Additionally, ReflectionProbe nodes have their own Mesh LOD Threshold property that can be adjusted to improve rendering performance when the reflection probe updates. This is especially important for ReflectionProbes that use the Always update mode.


When rendering the scene, mesh LOD selection uses a screen-space metric. This means it automatically takes camera field of view and viewport resolution into account. Higher camera FOV and lower viewport resolutions will make LOD selection more aggressive; the engine will display heavily decimated models earlier when the camera moves away.

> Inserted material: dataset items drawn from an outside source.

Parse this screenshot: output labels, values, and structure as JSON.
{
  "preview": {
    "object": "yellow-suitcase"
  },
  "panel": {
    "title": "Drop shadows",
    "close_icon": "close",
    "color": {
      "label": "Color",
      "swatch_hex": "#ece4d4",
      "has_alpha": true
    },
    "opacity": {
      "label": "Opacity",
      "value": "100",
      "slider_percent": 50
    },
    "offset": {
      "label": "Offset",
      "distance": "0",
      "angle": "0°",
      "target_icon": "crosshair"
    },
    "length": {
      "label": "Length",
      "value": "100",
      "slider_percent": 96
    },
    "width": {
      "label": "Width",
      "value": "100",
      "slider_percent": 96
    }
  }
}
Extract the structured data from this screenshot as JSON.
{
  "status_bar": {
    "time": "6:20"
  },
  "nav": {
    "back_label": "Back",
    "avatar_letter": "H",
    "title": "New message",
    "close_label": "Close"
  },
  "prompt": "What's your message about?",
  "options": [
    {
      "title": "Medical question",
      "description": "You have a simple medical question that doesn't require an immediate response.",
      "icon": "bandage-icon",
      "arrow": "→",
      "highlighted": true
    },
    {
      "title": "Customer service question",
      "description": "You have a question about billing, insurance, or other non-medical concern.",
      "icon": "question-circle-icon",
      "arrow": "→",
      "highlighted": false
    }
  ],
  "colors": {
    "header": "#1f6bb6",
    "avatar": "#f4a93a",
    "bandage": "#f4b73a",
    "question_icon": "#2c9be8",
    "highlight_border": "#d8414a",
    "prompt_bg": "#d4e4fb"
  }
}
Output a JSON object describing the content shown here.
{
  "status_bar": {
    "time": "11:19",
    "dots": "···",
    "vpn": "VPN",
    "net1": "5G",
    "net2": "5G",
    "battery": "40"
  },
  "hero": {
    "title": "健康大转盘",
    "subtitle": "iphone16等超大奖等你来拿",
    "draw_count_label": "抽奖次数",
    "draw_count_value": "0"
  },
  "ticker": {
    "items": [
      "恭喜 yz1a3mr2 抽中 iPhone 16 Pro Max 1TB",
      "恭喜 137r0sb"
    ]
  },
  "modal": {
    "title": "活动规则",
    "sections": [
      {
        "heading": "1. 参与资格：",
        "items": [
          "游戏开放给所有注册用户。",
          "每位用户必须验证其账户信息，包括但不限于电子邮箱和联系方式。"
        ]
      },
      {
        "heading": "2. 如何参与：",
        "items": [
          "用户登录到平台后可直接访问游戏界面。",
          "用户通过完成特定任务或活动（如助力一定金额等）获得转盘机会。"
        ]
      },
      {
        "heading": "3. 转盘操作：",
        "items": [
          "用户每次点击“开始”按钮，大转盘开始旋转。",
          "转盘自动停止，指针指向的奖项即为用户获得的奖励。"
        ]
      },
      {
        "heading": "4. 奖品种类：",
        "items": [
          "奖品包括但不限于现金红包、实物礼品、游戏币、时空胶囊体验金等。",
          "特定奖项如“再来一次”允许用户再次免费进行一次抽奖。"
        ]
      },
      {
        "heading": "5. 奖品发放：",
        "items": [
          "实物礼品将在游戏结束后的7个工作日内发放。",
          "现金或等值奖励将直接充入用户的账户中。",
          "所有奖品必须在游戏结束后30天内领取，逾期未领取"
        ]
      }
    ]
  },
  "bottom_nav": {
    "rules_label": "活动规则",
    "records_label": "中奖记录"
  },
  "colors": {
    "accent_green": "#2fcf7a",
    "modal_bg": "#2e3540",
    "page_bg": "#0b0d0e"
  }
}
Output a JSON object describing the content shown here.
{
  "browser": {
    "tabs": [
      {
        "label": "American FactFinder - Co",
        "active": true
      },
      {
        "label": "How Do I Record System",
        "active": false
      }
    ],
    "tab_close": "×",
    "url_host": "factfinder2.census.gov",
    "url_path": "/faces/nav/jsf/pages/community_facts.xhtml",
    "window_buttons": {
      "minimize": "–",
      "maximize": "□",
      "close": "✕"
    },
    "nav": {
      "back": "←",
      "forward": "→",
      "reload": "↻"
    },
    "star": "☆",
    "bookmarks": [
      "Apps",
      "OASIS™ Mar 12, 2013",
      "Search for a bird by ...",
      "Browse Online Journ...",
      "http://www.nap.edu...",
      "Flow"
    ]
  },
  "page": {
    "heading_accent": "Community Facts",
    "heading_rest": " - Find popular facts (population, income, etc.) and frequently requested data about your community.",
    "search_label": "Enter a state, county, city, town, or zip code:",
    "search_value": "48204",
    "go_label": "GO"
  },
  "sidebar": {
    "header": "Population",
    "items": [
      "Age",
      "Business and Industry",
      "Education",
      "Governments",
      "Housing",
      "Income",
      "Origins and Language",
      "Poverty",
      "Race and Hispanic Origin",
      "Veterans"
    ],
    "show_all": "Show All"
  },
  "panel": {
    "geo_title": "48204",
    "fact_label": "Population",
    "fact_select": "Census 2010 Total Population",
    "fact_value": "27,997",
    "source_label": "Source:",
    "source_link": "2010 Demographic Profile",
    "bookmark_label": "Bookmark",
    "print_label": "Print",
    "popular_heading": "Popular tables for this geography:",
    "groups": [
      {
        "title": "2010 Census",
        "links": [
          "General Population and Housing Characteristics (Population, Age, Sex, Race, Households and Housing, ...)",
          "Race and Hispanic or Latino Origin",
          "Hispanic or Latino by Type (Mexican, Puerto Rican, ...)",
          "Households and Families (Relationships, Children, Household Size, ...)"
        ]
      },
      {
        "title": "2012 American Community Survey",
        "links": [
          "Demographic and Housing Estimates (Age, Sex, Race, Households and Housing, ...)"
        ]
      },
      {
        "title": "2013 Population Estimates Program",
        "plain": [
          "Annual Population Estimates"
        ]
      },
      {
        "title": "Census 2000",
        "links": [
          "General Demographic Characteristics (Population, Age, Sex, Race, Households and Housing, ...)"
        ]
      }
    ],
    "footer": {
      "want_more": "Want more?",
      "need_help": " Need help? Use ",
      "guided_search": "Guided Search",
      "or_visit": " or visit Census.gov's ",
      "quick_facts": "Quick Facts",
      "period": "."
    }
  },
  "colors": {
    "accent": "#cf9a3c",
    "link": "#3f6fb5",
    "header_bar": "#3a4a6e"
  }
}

As a result, unlike Visibility ranges (HLOD), you don't need to do anything specific in your project to take camera FOV and viewport resolution into account.

Using mesh LOD with MultiMesh and particles

For LOD selection, the point of the node's AABB that is the closest to the camera is used as a basis. This applies to any kind of mesh LOD (including for individual MeshInstance3D)s, but this has some implications for nodes that display multiple meshes at once, such as MultiMeshInstance3D, GPUParticles3D and GPUParticles3D. Most importantly, this means that all instances will be drawn with the same LOD level at a given time.

If you are noticing incorrect LOD selection with GPUParticles3D, make sure the node's visibility AABB is configured by selecting the GPUParticles3D node and using GPUParticles3D > Generate AABB at the top of the 3D viewport.

If you have instances in a MultiMesh that are far away from each other, they should be placed in a separate MultiMeshInstance3D node. Doing so will also improve rendering performance, as frustum and occlusion culling will be able to cull individual nodes (while they can't cull individual instances in a MultiMesh).